To present these figures as the naïve disciples of “social-science theories entirely imported from the United States” is to erase a long tradition of anticolonial thought. It is the tradition of Aimé and Suzanne Césaire, Frantz Fanon, Édouard Glissant, and many others who argued that we must break the artificially nationalist frame, championed by countless others before Macron, if we are to reckon with France’s role in a racist and extractive history of empire.
So to characterize the history of racism and colonialism as “not ours” disavows France’s colonial past and present. Similarly, to identify the insurgent critical moment as originating in the United States ignores that much of the so-called American Theory that troubles the French government has roots in what came to be known as “French Theory” in the 1970s and '80s.
This irony is redoubled if we take into account that, as the French intellectual historian François Cusset influentially argued, French Theory is an American invention. Many French intellectuals derided the American academy’s embrace of Gilles Deleuze, Julia Kristeva, Michel Foucault, Jacques Derrida, and Hélène Cixous, among others.
Building on their work, thinkers like Gayatri Spivak, Judith Butler, Homi Bhabha, and Edward Said laid the foundations of postcolonial, queer, and gender studies. (Those scholars working in the United States were themselves not immune to the accusation that they had wrongly derived a politics that was not native to French theory.)

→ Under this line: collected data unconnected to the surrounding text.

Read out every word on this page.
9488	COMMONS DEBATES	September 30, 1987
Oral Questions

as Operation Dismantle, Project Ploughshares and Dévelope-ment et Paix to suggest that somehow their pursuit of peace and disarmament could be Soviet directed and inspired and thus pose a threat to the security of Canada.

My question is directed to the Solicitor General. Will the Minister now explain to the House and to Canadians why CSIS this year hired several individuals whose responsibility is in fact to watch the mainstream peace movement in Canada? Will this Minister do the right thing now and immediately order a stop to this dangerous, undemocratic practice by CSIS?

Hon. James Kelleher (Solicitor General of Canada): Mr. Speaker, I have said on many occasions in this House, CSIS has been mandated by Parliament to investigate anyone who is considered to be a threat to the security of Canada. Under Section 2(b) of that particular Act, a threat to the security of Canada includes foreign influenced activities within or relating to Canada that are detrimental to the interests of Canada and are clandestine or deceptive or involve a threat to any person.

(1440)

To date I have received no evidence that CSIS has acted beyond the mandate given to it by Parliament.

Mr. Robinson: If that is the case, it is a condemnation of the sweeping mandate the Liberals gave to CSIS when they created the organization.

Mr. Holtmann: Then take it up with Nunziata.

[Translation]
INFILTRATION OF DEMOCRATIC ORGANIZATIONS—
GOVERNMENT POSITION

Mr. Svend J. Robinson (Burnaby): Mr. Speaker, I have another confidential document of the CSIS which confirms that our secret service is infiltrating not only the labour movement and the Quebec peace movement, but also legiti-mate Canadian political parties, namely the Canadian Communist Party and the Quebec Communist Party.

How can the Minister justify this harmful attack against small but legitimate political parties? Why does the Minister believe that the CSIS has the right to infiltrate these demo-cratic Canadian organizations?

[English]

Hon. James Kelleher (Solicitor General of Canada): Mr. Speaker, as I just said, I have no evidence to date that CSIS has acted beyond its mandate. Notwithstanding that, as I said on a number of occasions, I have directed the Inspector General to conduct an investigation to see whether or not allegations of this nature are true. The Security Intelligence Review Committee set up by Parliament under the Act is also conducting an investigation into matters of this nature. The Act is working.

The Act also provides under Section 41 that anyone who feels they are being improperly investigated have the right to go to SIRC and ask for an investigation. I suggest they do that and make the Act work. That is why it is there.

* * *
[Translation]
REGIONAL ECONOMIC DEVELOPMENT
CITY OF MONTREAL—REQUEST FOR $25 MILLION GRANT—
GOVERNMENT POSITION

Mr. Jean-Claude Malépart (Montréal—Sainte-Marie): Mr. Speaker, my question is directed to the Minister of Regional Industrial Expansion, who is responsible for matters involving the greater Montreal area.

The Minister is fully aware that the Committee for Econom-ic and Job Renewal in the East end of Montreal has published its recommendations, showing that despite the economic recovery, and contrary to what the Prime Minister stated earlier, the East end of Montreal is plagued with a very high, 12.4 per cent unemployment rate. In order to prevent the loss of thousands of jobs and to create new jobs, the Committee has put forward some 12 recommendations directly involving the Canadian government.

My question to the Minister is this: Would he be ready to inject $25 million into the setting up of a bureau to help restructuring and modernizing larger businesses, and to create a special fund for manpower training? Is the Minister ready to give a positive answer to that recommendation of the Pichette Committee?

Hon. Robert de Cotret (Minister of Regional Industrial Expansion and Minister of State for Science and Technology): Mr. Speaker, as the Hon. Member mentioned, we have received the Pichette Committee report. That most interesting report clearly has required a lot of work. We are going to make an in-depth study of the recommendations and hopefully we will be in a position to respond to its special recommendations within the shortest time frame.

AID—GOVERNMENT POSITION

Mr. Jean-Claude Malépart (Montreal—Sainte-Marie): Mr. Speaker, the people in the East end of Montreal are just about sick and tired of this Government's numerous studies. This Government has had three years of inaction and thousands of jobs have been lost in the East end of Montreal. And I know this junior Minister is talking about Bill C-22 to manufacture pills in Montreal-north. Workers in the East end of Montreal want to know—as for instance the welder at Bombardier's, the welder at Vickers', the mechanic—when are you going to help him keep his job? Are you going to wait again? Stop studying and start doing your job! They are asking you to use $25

The biggest irony of all, in the end, might be that, in feigning to defend France against American influence, Macron has borrowed a page from the American conservative’s playbook. And treating criticism of France’s colonial history, discriminatory practices, and police brutality as byproducts of a new form of American imperialism only reproduces the disavowal of an intellectual tradition based on a different history, which is very much France’s.
Recognizing this is all the more urgent in light of the rise of neofascism in Europe and globally. It will take more than symbolic gestures like Macron’s recent proposal to rename French streets after notable figures from the former colonies (among them, Frantz Fanon and Aimé Césaire, whom he called “cultural heroes”). It will take engaging these thinkers seriously — not as cultural heroes but as anticolonial thinkers.
Césaire uses the phrase “boomerang effect” in his 1955 essay “Discourse on Colonialism” to describe how colonialism returned to haunt Europe under the guise of fascism. If we want to understand how something like Nazism came out of the so-called enlightened West, Césaire contends, “we must study how colonization works to decivilize the colonizer.” When the French refuse to recognize this history as theirs, Césaire warns, “a universal regression takes place.”
What threatens France is not the pseudo-notion of Islamo-leftism or the influence of foreign thought, but the persistent regression of its own historical feedback loop, a narrative of exceptionalism that must be disrupted by a new generation of scholars and activists.